Er blijkt nog een Amerikaans hoorcollege van Mann over zijn eigen roman achter in het boek te zijn opgenomen, op het eerste gezicht even wijdlopig als De toverberg zelf, plus een ‘Verantwoording van de vertaler’. Die laatste tekst lees ik wel, en met aandacht. Driessen stelt daarin onder meer dat hij niet van creatief vertalen houdt:
Creativiteit is iets voor de zelfstandige kunstenaar; een vertaler hoort in de allereerste plaats dienstbaar te zijn. Hij moet de brontekst strikt volgen en tot elke prijs weerstand bieden aan de verleiding de beter, mooier of bloemrijker te maken [...].
Letterlijkheid, tenzij die letterlijkheid krom, of wetenschappelijker gezegd: idiomatisch incorrect Nederlands oplevert – dat is mijn vertaalopvatting in een notendop!
Ik dacht en hoopte (de ellende met digitale boeken is dat je geen idee hebt hoeveel bladzijden er nog op je te wachten liggen) dat er nog een stapel nuanceringen en uitzonderingen op die notendop volgen zou, maar helaas, dit is ongeveer alles wat de vertaler over zijn werk heeft te zeggen.

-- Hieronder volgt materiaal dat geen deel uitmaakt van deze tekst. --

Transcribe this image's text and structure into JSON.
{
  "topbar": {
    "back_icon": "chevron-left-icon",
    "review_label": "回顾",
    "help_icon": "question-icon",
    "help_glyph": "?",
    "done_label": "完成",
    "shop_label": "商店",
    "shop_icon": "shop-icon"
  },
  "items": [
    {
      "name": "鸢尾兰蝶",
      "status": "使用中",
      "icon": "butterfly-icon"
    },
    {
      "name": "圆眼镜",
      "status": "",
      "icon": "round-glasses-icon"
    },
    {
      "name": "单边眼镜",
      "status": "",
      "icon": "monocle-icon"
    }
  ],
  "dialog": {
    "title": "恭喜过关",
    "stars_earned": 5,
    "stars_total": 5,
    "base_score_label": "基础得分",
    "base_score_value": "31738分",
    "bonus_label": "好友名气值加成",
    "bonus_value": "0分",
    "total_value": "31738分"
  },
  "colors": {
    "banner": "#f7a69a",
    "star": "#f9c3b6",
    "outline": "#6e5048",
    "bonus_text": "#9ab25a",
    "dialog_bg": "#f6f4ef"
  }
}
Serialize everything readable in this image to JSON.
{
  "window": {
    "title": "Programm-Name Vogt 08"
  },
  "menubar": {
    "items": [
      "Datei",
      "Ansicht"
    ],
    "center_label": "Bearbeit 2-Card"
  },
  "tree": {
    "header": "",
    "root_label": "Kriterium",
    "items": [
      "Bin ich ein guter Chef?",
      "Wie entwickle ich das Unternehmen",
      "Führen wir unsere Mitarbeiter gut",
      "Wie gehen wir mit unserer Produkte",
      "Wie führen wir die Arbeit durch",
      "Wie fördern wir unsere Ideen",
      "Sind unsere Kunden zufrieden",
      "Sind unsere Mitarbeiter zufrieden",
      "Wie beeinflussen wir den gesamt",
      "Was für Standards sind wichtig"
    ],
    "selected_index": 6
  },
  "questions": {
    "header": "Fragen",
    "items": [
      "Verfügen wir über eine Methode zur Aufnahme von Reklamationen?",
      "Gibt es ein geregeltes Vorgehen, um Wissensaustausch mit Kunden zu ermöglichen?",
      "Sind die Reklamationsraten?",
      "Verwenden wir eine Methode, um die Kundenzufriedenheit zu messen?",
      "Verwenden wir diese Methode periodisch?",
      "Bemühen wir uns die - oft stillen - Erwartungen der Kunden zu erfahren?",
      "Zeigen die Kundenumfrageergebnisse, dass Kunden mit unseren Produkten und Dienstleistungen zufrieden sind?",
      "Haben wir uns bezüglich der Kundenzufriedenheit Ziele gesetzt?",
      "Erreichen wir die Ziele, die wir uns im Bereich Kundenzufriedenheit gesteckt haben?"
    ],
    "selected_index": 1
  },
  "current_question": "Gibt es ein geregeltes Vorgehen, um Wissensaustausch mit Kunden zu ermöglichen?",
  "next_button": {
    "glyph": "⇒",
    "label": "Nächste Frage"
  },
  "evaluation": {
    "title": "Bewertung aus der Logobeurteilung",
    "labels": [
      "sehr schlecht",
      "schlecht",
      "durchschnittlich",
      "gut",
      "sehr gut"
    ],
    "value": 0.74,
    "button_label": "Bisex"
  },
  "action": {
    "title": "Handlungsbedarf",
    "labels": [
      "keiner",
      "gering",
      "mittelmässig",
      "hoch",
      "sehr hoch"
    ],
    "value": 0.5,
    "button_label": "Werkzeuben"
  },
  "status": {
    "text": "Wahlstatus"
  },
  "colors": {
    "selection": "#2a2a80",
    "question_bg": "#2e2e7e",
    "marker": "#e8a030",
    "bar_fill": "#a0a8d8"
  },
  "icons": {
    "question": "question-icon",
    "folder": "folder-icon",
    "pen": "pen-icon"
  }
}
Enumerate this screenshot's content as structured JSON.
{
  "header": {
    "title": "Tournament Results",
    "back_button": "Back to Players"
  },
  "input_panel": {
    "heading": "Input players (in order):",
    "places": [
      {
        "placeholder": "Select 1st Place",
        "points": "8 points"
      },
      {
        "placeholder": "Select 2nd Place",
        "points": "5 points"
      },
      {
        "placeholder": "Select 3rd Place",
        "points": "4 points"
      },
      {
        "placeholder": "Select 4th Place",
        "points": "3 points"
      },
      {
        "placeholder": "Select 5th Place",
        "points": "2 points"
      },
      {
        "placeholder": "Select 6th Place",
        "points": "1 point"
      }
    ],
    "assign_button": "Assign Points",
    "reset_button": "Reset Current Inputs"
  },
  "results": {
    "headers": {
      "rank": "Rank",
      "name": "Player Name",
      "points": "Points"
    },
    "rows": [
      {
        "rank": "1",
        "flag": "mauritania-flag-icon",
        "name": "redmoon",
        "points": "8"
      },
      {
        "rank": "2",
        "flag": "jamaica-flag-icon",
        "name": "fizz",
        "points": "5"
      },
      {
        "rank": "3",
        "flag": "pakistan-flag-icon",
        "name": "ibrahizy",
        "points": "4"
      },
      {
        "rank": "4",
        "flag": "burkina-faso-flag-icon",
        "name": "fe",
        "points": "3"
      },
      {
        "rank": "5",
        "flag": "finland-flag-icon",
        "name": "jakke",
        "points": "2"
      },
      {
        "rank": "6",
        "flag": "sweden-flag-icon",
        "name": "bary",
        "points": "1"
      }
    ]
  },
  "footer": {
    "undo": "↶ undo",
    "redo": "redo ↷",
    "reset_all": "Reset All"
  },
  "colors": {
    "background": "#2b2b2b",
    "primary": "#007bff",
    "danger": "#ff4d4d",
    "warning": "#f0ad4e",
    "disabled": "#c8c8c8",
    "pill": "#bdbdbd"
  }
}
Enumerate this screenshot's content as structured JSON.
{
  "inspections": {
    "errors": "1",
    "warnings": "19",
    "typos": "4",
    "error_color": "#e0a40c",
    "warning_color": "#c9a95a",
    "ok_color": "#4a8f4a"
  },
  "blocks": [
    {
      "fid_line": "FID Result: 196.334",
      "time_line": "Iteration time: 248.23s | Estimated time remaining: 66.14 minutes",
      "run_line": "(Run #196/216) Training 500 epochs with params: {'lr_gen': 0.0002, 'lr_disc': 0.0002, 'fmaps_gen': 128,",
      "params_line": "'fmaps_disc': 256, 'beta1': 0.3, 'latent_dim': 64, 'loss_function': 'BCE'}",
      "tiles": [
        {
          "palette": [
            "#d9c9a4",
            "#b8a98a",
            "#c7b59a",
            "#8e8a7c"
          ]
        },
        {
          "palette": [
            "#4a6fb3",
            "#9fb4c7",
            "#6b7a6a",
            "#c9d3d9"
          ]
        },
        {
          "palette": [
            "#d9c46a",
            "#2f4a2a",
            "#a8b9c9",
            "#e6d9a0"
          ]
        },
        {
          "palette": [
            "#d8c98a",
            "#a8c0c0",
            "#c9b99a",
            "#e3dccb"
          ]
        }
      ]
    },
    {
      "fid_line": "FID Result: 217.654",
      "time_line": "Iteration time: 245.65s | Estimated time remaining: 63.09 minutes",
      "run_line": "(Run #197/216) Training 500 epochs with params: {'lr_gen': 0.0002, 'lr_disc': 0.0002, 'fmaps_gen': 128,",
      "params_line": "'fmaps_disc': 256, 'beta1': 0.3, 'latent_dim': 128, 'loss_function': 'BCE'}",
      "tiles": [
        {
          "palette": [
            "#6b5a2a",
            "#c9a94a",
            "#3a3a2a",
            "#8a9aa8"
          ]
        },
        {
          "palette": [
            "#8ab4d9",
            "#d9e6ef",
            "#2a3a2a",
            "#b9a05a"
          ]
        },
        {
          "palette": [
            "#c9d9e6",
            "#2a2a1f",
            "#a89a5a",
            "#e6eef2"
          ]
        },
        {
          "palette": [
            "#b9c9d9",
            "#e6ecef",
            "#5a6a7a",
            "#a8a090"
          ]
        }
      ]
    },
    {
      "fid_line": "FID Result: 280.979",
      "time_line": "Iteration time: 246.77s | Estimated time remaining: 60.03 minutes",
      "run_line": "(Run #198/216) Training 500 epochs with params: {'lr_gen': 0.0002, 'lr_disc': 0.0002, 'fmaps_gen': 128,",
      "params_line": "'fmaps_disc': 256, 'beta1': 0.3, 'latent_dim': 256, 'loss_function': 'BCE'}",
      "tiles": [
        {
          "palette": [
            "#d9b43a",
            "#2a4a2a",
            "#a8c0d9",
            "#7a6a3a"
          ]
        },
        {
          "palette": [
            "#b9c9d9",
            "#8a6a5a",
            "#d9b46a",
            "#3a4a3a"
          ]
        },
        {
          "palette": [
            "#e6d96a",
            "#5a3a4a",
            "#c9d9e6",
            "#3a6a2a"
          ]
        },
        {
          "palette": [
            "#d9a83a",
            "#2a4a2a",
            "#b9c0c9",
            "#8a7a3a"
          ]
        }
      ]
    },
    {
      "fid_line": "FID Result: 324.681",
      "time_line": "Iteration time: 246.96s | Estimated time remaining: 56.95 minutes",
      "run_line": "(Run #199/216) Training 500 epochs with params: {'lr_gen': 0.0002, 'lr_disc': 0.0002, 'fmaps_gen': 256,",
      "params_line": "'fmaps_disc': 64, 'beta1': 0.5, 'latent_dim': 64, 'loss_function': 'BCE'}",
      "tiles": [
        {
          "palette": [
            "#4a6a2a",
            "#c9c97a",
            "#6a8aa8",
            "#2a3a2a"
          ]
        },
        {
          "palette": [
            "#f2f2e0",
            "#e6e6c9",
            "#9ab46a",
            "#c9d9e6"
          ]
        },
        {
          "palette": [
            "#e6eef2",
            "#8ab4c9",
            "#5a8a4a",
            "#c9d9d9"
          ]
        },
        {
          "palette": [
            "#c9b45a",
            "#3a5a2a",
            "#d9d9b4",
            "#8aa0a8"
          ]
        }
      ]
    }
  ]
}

Wie heeft er trouwens ooit voorgesteld dat een vertaling beter, mooier of bloemrijker moet zijn dan de brontekst? Omdat Driessen positie kiest ten opzichte van de voorgaande Toverberg-vertaling is het moeilijk om niet te denken dat hij Pé Hawinkels een dergelijke vertaalopvatting in de schoenen schuift. Hawinkels’ vertaling, die veertien drukken beleefde, verscheen in 1975 en Driessen noemt die ‘creatief’ omdat Hawinkels koos ‘voor de grootst mogelijke vrijheid binnen de kleinst mogelijke afstand tot de oorspronkelijke tekst.’
Altijd kissebissen, die vertalers, met of zonder scherpe sisklank.